MidiaMAIS

Baseada na obra de Manoel de Barros, peça de Jonas Bloch abre a Feira Literária de Bonito

O poeta Manoel de Barros será o homenageado da 1ª Feira Literária de Bonito 

Mikaele Teodoro Publicado em 04/07/2015, às 09h44

None
unnamed_2.jpg

O poeta Manoel de Barros será o homenageado da 1ª Feira Literária de Bonito 

Foi durante a apresentação do Festival América do Sul, em 2005, que o ator Jonas Bloch conheceu a obra de Manoel de Barros. A partir daí iniciou-se um caso de amor. A obra do poeta foi lida e relida várias vezes pelo artista que a adaptou ao teatro. Surge então a peça “O Delírio do Verbo” concebida no formato de monólogo.

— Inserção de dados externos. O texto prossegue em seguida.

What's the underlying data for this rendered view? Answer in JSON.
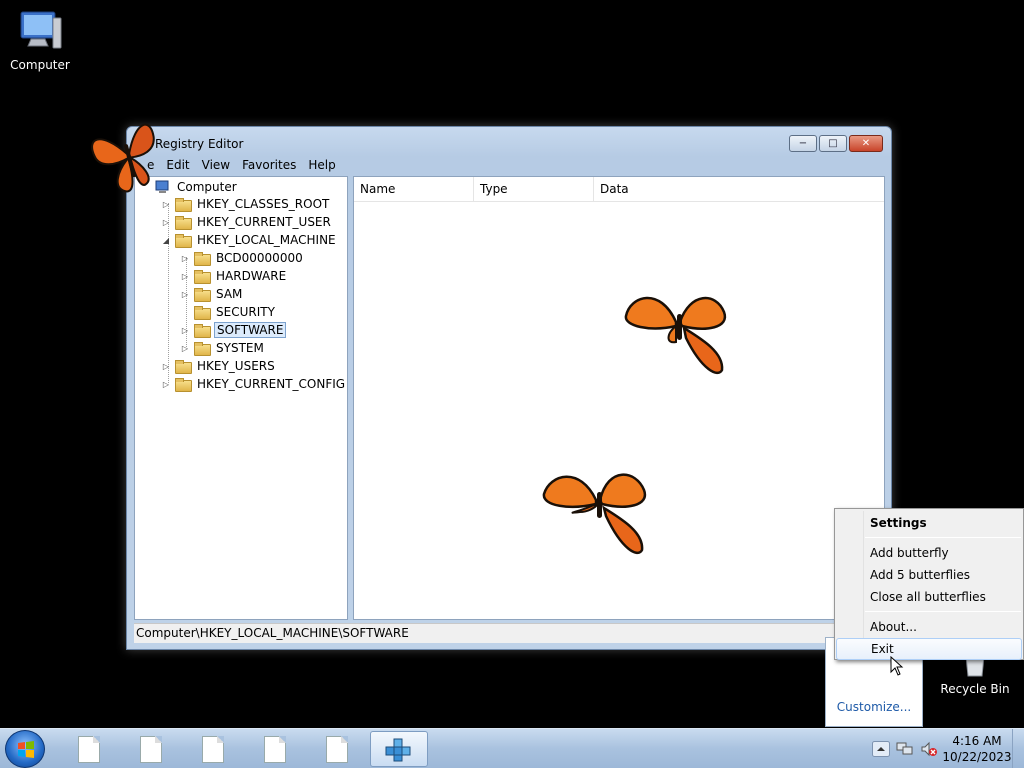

“A obra de Manoel é poesia pura, mas tem um fundo de humor. A maneira como ele trata cada coisa e as profundas reflexões que levanta sobre a visão de mundo que temos é algo que agrada muito o público e que me apaixonou. Não esperava essa recepção do público, emociona muito”, nos conta Jonas.

O espetáculo “O Delírio do Verbo” abrirá a 1ª edição da Feira Literária de Bonito (Flib) e será encenado na Praça da Liberdade, no centro da cidade no dia 8 de julho. Manoel de Barros será o homenageado e o grande destaque do festival que acontece até o dia 11 de julho. O evento é uma realização do Ministério da Cultura e da prefeitura de Bonito.

“Já estive em Bonito duas vezes e sou apaixonado por lá. Digo sempre para as pessoas que todos deveriam conhecer a cidade.” Jonas têm uma relação estreita com Mato Grosso do Sul e enxerga em nosso Estado características únicas. “Vocês deveriam se orgulhar muito de Mato Grosso do Sul. É o único lugar em que vejo essa integração com tão grande com a fronteira, é uma cultura muito rica”, diz em entrevista ao MidiaMAIS.

O espetáculo será encenado apenas em Bonito, mas o ator adoraria trazê-lo para Campo Grande. “Estamos tentando viabilizar algumas parcerias para conseguir levar a peça para Campo Grande. Mas ainda não tem nada confirmado”.

A peça tem uma preparação primorosa, a ambientação cenográfica é toda inspirada no trabalho de Arthur Bispo do Rosário, artista visual considerado louco por alguns e gênio por outros, que ao final de sua vida conquistou reconhecimento internacional. Segundo Bloch, Bispo do Rosário assim como Manoel de Barros encontra beleza nas miudezas e nas coisas insignificantes.

Com mais de cinquenta anos de profissão, Jonas Bloch dividiu sua carreira entre a televisão, o teatro e o cinema. Já atuou em 38 peças teatrais, 40 filmes, e em 47 produções para TV e é formado, também, em Artes Visuais.

Para sentir e entender como o público é impactado pelo espetáculo, Jonas criou uma página no Facebook onde interage pessoalmente com as pessoas. “É um canal importante que eu descobri para saber se as pessoas estão gostando. Se  emocionaram com o espetáculo, sabe? Tem sido muito legal, fiquei surpreso com a reação delas”, afirma. O ator Jonas Bloch sobe ao palco às 21 horas.